Biblical Theology
Subtopics
Kerux - A Primer on Biblical Theology
Biblical Theology approaches the Bible as an organic drama of God's unfolding revelation through history. In distinction from doctrinal or systematic theology, biblical theology follows the progressively unfolding revelation of God's words and deeds through history. This linear aspect of revelation unites each revelatory event and proclamation both retrospectively and prospectively. Geerhardus Vos described the organic continuation of revelation in history as a flower expanding from bud to blossom. The blossom is retrospectively united to the bud; the bud is prospectively united to the blossom. One of the tasks/privileges of the interpreter of Scripture is to draw out these organic prospective and retrospective relationships. At the center of this organic unity is the person and work of our Savior, Jesus Christ. Even as our Risen Lord related all of Scripture retrospectively and prospectively to himself (Luke 24:27), so Reformed biblical theology is preeminently Christocentric.
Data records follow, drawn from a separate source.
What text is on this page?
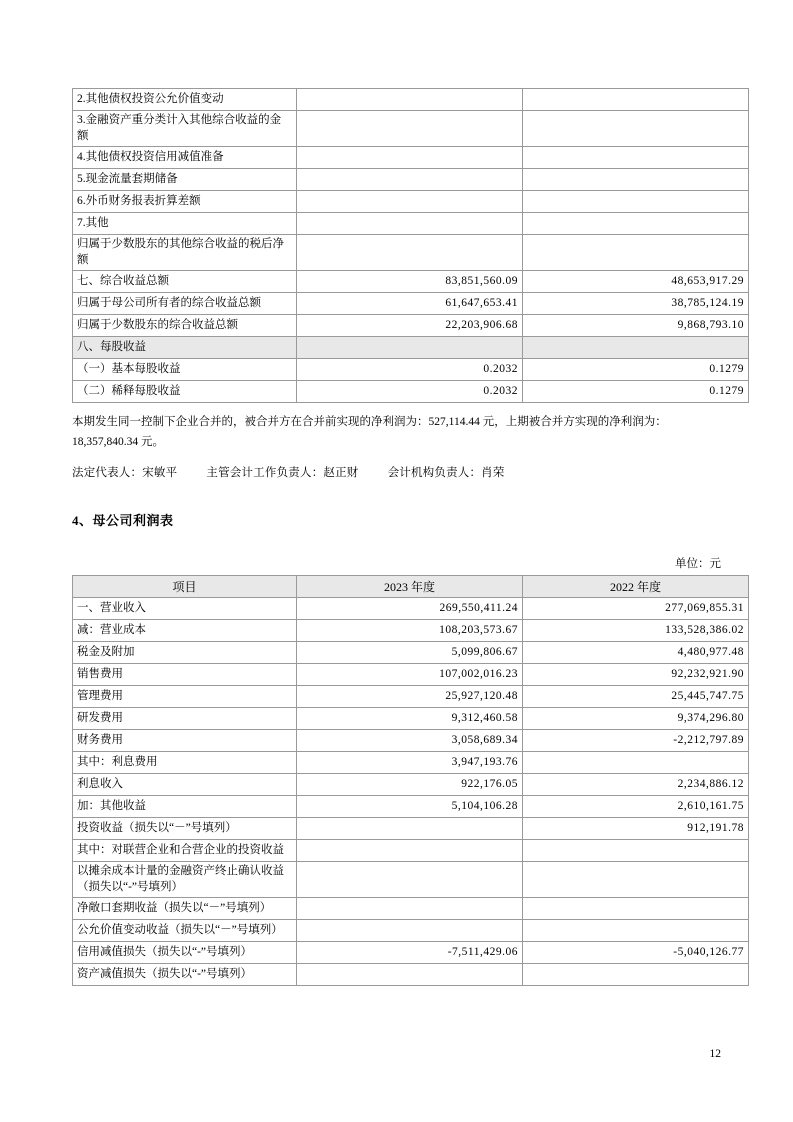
2.其他债权投资公允价值变动		
3.金融资产重分类计入其他综合收益的金额		
4.其他债权投资信用减值准备		
5.现金流量套期储备		
6.外币财务报表折算差额		
7.其他		
归属于少数股东的其他综合收益的税后净额		
七、综合收益总额	83,851,560.09	48,653,917.29
归属于母公司所有者的综合收益总额	61,647,653.41	38,785,124.19
归属于少数股东的综合收益总额	22,203,906.68	9,868,793.10
八、每股收益		
（一）基本每股收益	0.2032	0.1279
（二）稀释每股收益	0.2032	0.1279
本期发生同一控制下企业合并的，被合并方在合并前实现的净利润为：527,114.44 元，上期被合并方实现的净利润为：18,357,840.34 元。
法定代表人：宋敏平	主管会计工作负责人：赵正财	会计机构负责人：肖荣
4、母公司利润表
单位：元
项目	2023 年度	2022 年度
一、营业收入	269,550,411.24	277,069,855.31
减：营业成本	108,203,573.67	133,528,386.02
税金及附加	5,099,806.67	4,480,977.48
销售费用	107,002,016.23	92,232,921.90
管理费用	25,927,120.48	25,445,747.75
研发费用	9,312,460.58	9,374,296.80
财务费用	3,058,689.34	-2,212,797.89
其中：利息费用	3,947,193.76	
利息收入	922,176.05	2,234,886.12
加：其他收益	5,104,106.28	2,610,161.75
投资收益（损失以“－”号填列）		912,191.78
其中：对联营企业和合营企业的投资收益		
以摊余成本计量的金融资产终止确认收益（损失以“-”号填列）		
净敞口套期收益（损失以“－”号填列）		
公允价值变动收益（损失以“－”号填列）		
信用减值损失（损失以“-”号填列）	-7,511,429.06	-5,040,126.77
资产减值损失（损失以“-”号填列）		
12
God spoke into history; God acted in history; God was incarnated in history. Vos described this vertical interface with history as the eschatological penetration of the history of redemption. In fact, Vos approached Scripture from the standpoint of the priority of the eschatological. Overarching the entire history of redemption was the eschatological arena. Every revelation of God in history was an invitation for the creature to possess the arena of the Eschatological/heavenly. This would only be accomplished through the saving work of the Son, Jesus Christ. Hence, Christ was eschatologically revealed throughout the history of redemption as the promised seed of the woman, seed of Abraham, seed of Jesse, etc. Even as God and man met in Jesus Christ, so the eschatological and the linear met at every point of God's special revelation.
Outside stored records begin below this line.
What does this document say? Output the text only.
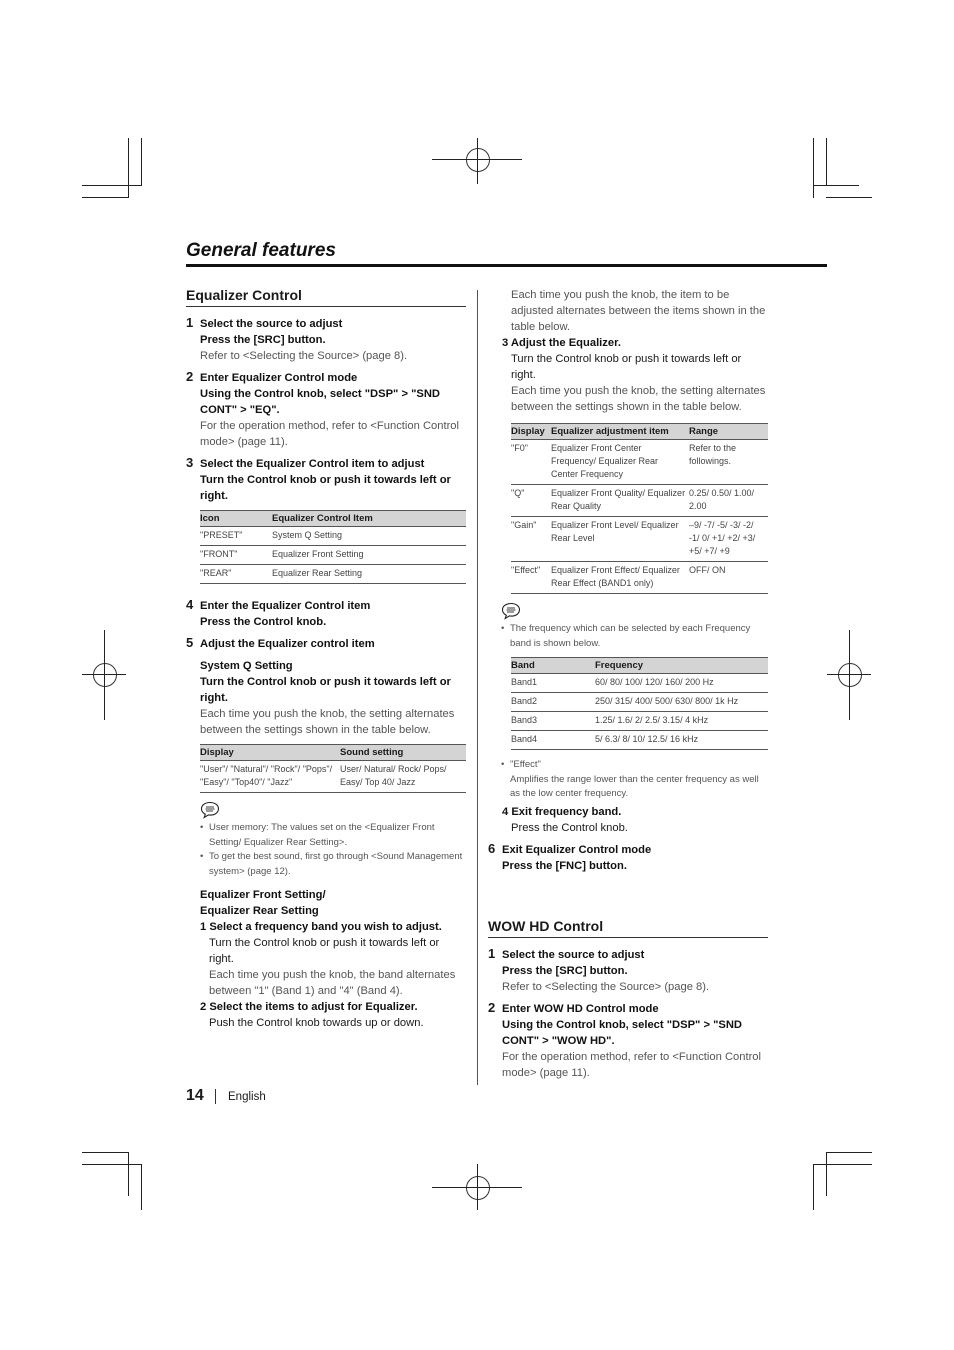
General features
Equalizer Control
1 Select the source to adjust
Press the [SRC] button.
Refer to <Selecting the Source> (page 8).
2 Enter Equalizer Control mode
Using the Control knob, select "DSP" > "SND CONT" > "EQ".
For the operation method, refer to <Function Control mode> (page 11).
3 Select the Equalizer Control item to adjust
Turn the Control knob or push it towards left or right.
Icon	Equalizer Control Item
"PRESET"	System Q Setting
"FRONT"	Equalizer Front Setting
"REAR"	Equalizer Rear Setting
4 Enter the Equalizer Control item
Press the Control knob.
5 Adjust the Equalizer control item
System Q Setting
Turn the Control knob or push it towards left or right.
Each time you push the knob, the setting alternates between the settings shown in the table below.
Display	Sound setting
"User"/ "Natural"/ "Rock"/ "Pops"/ "Easy"/ "Top40"/ "Jazz"	User/ Natural/ Rock/ Pops/ Easy/ Top 40/ Jazz
• User memory: The values set on the <Equalizer Front Setting/ Equalizer Rear Setting>.
• To get the best sound, first go through <Sound Management system> (page 12).
Equalizer Front Setting/
Equalizer Rear Setting
1 Select a frequency band you wish to adjust.
Turn the Control knob or push it towards left or right.
Each time you push the knob, the band alternates between "1" (Band 1) and "4" (Band 4).
2 Select the items to adjust for Equalizer.
Push the Control knob towards up or down.
Each time you push the knob, the item to be adjusted alternates between the items shown in the table below.
3 Adjust the Equalizer.
Turn the Control knob or push it towards left or right.
Each time you push the knob, the setting alternates between the settings shown in the table below.
Display	Equalizer adjustment item	Range
"F0"	Equalizer Front Center Frequency/ Equalizer Rear Center Frequency	Refer to the followings.
"Q"	Equalizer Front Quality/ Equalizer Rear Quality	0.25/ 0.50/ 1.00/ 2.00
"Gain"	Equalizer Front Level/ Equalizer Rear Level	–9/ -7/ -5/ -3/ -2/ -1/ 0/ +1/ +2/ +3/ +5/ +7/ +9
"Effect"	Equalizer Front Effect/ Equalizer Rear Effect (BAND1 only)	OFF/ ON
• The frequency which can be selected by each Frequency band is shown below.
Band	Frequency
Band1	60/ 80/ 100/ 120/ 160/ 200 Hz
Band2	250/ 315/ 400/ 500/ 630/ 800/ 1k Hz
Band3	1.25/ 1.6/ 2/ 2.5/ 3.15/ 4 kHz
Band4	5/ 6.3/ 8/ 10/ 12.5/ 16 kHz
• "Effect"
Amplifies the range lower than the center frequency as well as the low center frequency.
4 Exit frequency band.
Press the Control knob.
6 Exit Equalizer Control mode
Press the [FNC] button.
WOW HD Control
1 Select the source to adjust
Press the [SRC] button.
Refer to <Selecting the Source> (page 8).
2 Enter WOW HD Control mode
Using the Control knob, select "DSP" > "SND CONT" > "WOW HD".
For the operation method, refer to <Function Control mode> (page 11).
14 English
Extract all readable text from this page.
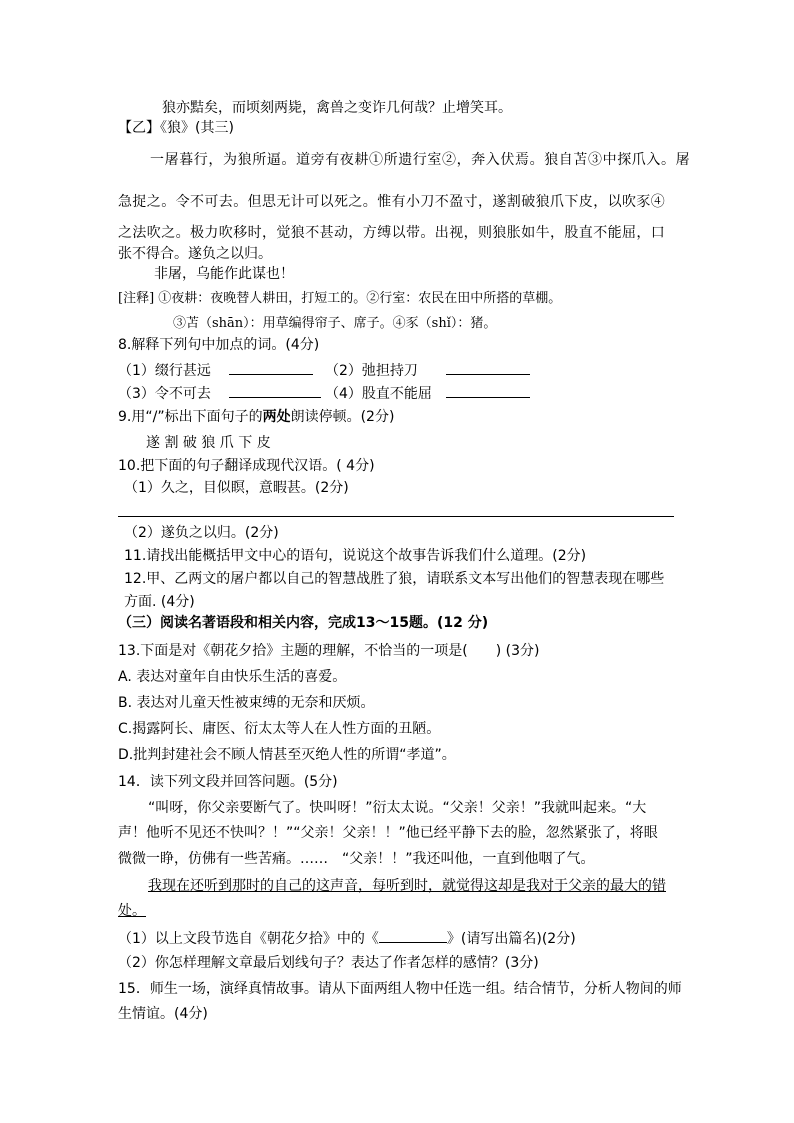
狼亦黠矣，而顷刻两毙，禽兽之变诈几何哉？止增笑耳。
【乙】《狼》(其三)
一屠暮行，为狼所逼。道旁有夜耕①所遗行室②，奔入伏焉。狼自苫③中探爪入。屠
急捉之。令不可去。但思无计可以死之。惟有小刀不盈寸，遂割破狼爪下皮，以吹豕④
之法吹之。极力吹移时，觉狼不甚动，方缚以带。出视，则狼胀如牛，股直不能屈，口
张不得合。遂负之以归。
非屠，乌能作此谋也！
[注释] ①夜耕：夜晚替人耕田，打短工的。②行室：农民在田中所搭的草棚。
③苫（shān）：用草编得帘子、席子。④豕（shǐ）：猪。
8.解释下列句中加点的词。(4分)
（1）缀行甚远	（2）弛担持刀
（3）令不可去	（4）股直不能屈
9.用“/”标出下面句子的两处朗读停顿。(2分)
遂 割 破 狼 爪 下 皮
10.把下面的句子翻译成现代汉语。( 4分)
（1）久之，目似瞑，意暇甚。(2分)
（2）遂负之以归。(2分)
11.请找出能概括甲文中心的语句，说说这个故事告诉我们什么道理。(2分)
12.甲、乙两文的屠户都以自己的智慧战胜了狼，请联系文本写出他们的智慧表现在哪些
方面. (4分)
（三）阅读名著语段和相关内容，完成13～15题。(12 分)
13.下面是对《朝花夕拾》主题的理解，不恰当的一项是(　　) (3分)
A. 表达对童年自由快乐生活的喜爱。
B. 表达对儿童天性被束缚的无奈和厌烦。
C.揭露阿长、庸医、衍太太等人在人性方面的丑陋。
D.批判封建社会不顾人情甚至灭绝人性的所谓“孝道”。
14．读下列文段并回答问题。(5分)
“叫呀，你父亲要断气了。快叫呀！”衍太太说。“父亲！父亲！”我就叫起来。“大
声！他听不见还不快叫？！”“父亲！父亲！！”他已经平静下去的脸，忽然紧张了，将眼
微微一睁，仿佛有一些苦痛。……　“父亲！！”我还叫他，一直到他咽了气。
我现在还听到那时的自己的这声音，每听到时，就觉得这却是我对于父亲的最大的错
处。
（1）以上文段节选自《朝花夕拾》中的《	》(请写出篇名)(2分)
（2）你怎样理解文章最后划线句子？表达了作者怎样的感情？(3分)
15．师生一场，演绎真情故事。请从下面两组人物中任选一组。结合情节，分析人物间的师
生情谊。(4分)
Graeme Goldsworthy - Preaching the Whole Bible as Christian Scripture
From the evangelical preacher's point of view, biblical theology involves the quest for the big picture, or the overview of biblical revelation. It is of the nature of biblical theology that it tells a story rather than sets out timeless principles in abstraction. It does contain many timeless principles, but not in abstract. They are given in an historical context of progressive revelation. If we allow the Bible to tell its own story, we find a coherent and meaningful whole.